首先使用root登录。 查看有无avx指令:

cat /proc/cpuinfo | grep avx

安装oushu yum源:

#Redhat/CentOS 7.0, 7.1, 7.2系统并且包含avx指令请配置以下YUM源:
wget -P /etc/yum.repos.d/ http://yum.oushu-tech.com/oushurepo/oushudatabaserepo/centos7/latest/oushu-database.repo

#Redhat/CentOS 7.0, 7.1, 7.2系统但不包含avx指令请配置以下YUM源:
wget -P /etc/yum.repos.d/ http://yum.oushu-tech.com/oushurepo/oushudatabaserepo/centos7/latest/oushu-database-noavx.repo

#Redhat/CentOS 7.3系统并且包含avx指令请配置以下YUM源:
wget -P /etc/yum.repos.d/ http://yum.oushu-tech.com/oushurepo/oushudatabaserepo/centos7/latest/oushu-database-cent73.repo

#Redhat/CentOS 7.3系统但不包含avx指令请配置以下YUM源:
wget -P /etc/yum.repos.d/ http://yum.oushu-tech.com/oushurepo/oushudatabaserepo/centos7/latest/oushu-database-cent73-noavx.repo

#Redhat/CentOS 7.4系统并且包含avx指令请配置以下YUM源:
wget -P /etc/yum.repos.d/ http://yum.oushu-tech.com/oushurepo/oushudatabaserepo/centos7/latest/oushu-database-cent74.repo

#Redhat/CentOS 7.4系统但不包含avx指令请配置以下YUM源:
wget -P /etc/yum.repos.d/ http://yum.oushu-tech.com/oushurepo/oushudatabaserepo/centos7/latest/oushu-database-cent74-noavx.repo

禁用selinux:

sed -i "s/^SELINUX\=enforcing/SELINUX\=disabled/g" /etc/selinux/config
setenforce 0

关闭防火墙:

systemctl stop iptables
systemctl disable iptables
systemctl stop firewalld
systemctl disable firewalld

安装Java:

yum install -y java-1.8.0-openjdk java-1.8.0-openjdk-devel
mkdir -p /usr/java
//注意查看本机的java版本
ln -s /usr/lib/jvm/java-1.8.0-openjdk-1.8.0.141-2.b16.el7_4.x86_64  /usr/java/default

安装HDFS

安装HDFS并且创建其使用的目录,这里我们假设我们的机器上有两个数据盘,分别mount在/data1和/data2目录,如果您有多块盘,下面的目录创建以及配置文件需要做相应的更改。尤其对HDFS的数据目录以及OushuDB的临时文件目录位置。

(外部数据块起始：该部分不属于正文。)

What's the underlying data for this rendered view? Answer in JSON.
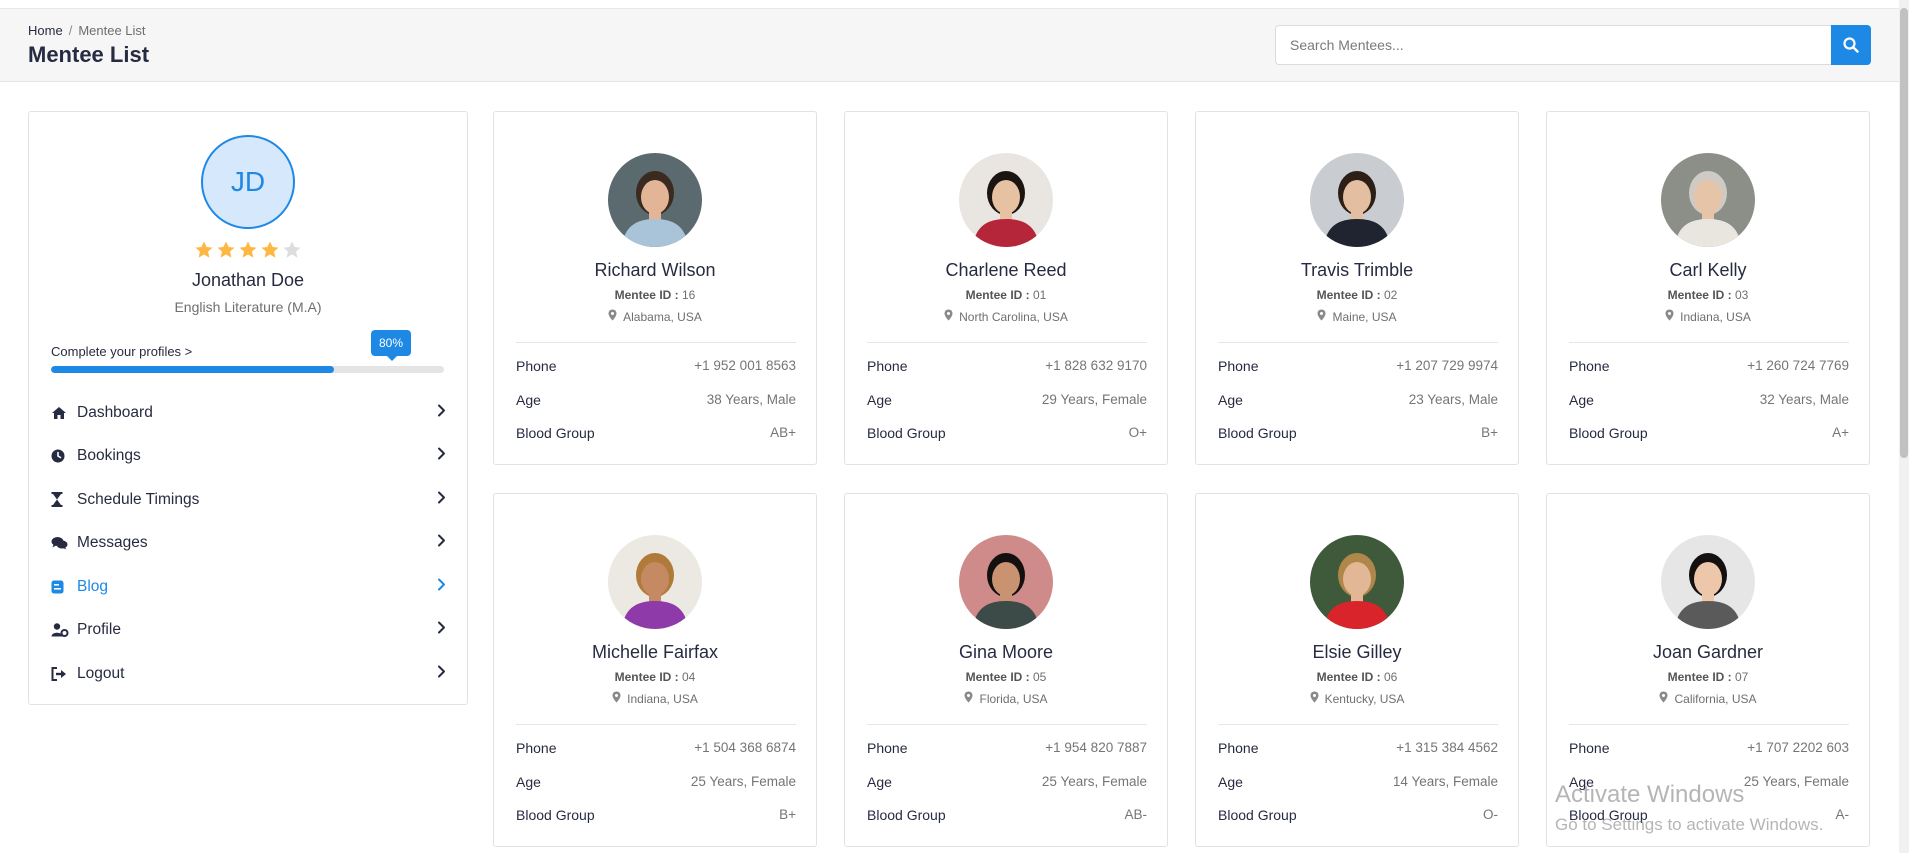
{
  "breadcrumb": {
    "home": "Home",
    "separator": "/",
    "current": "Mentee List"
  },
  "page_title": "Mentee List",
  "search": {
    "placeholder": "Search Mentees...",
    "icon": "search-icon"
  },
  "profile": {
    "initials": "JD",
    "rating": 4,
    "rating_max": 5,
    "name": "Jonathan Doe",
    "degree": "English Literature (M.A)",
    "complete_label": "Complete your profiles >",
    "progress_label": "80%",
    "progress": 0.8
  },
  "menu": [
    {
      "label": "Dashboard",
      "icon": "home-icon",
      "active": false
    },
    {
      "label": "Bookings",
      "icon": "clock-icon",
      "active": false
    },
    {
      "label": "Schedule Timings",
      "icon": "hourglass-icon",
      "active": false
    },
    {
      "label": "Messages",
      "icon": "comments-icon",
      "active": false
    },
    {
      "label": "Blog",
      "icon": "blog-icon",
      "active": true
    },
    {
      "label": "Profile",
      "icon": "user-cog-icon",
      "active": false
    },
    {
      "label": "Logout",
      "icon": "sign-out-icon",
      "active": false
    }
  ],
  "field_labels": {
    "phone": "Phone",
    "age": "Age",
    "blood": "Blood Group",
    "id_label": "Mentee ID :"
  },
  "mentees": [
    {
      "name": "Richard Wilson",
      "id": "16",
      "location": "Alabama, USA",
      "phone": "+1 952 001 8563",
      "age": "38 Years, Male",
      "blood": "AB+"
    },
    {
      "name": "Charlene Reed",
      "id": "01",
      "location": "North Carolina, USA",
      "phone": "+1 828 632 9170",
      "age": "29 Years, Female",
      "blood": "O+"
    },
    {
      "name": "Travis Trimble",
      "id": "02",
      "location": "Maine, USA",
      "phone": "+1 207 729 9974",
      "age": "23 Years, Male",
      "blood": "B+"
    },
    {
      "name": "Carl Kelly",
      "id": "03",
      "location": "Indiana, USA",
      "phone": "+1 260 724 7769",
      "age": "32 Years, Male",
      "blood": "A+"
    },
    {
      "name": "Michelle Fairfax",
      "id": "04",
      "location": "Indiana, USA",
      "phone": "+1 504 368 6874",
      "age": "25 Years, Female",
      "blood": "B+"
    },
    {
      "name": "Gina Moore",
      "id": "05",
      "location": "Florida, USA",
      "phone": "+1 954 820 7887",
      "age": "25 Years, Female",
      "blood": "AB-"
    },
    {
      "name": "Elsie Gilley",
      "id": "06",
      "location": "Kentucky, USA",
      "phone": "+1 315 384 4562",
      "age": "14 Years, Female",
      "blood": "O-"
    },
    {
      "name": "Joan Gardner",
      "id": "07",
      "location": "California, USA",
      "phone": "+1 707 2202 603",
      "age": "25 Years, Female",
      "blood": "A-"
    }
  ],
  "watermark": {
    "line1": "Activate Windows",
    "line2": "Go to Settings to activate Windows."
  },
  "colors": {
    "accent": "#1e88e5",
    "star": "#ffb743",
    "star_empty": "#dddddd",
    "text": "#272b41",
    "muted": "#757575"
  }
}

#由于hadoop依赖于特定版本的snappy,请先卸载snappy确保安装的顺利进行
yum -y remove snappy

#安装HDFS RPM,RPM安装会自动创建hdfs用户
yum install -y hadoop hadoop-hdfs

#在/data1上创建NameNode目录
mkdir -p /data1/hdfs/namenode

#在每块盘上创建DataNode数据目录,并更改权限
mkdir -p /data1/hdfs/datanode
chmod -R 755 /data1/hdfs
chown -R hdfs:hadoop /data1/hdfs

mkdir -p /data2/hdfs/datanode
chmod -R 755 /data2/hdfs
chown -R hdfs:hadoop /data2/hdfs

复制下列文件到/etc/hadoop/conf/中(遇到覆盖提示,请输入y,表示确认覆盖)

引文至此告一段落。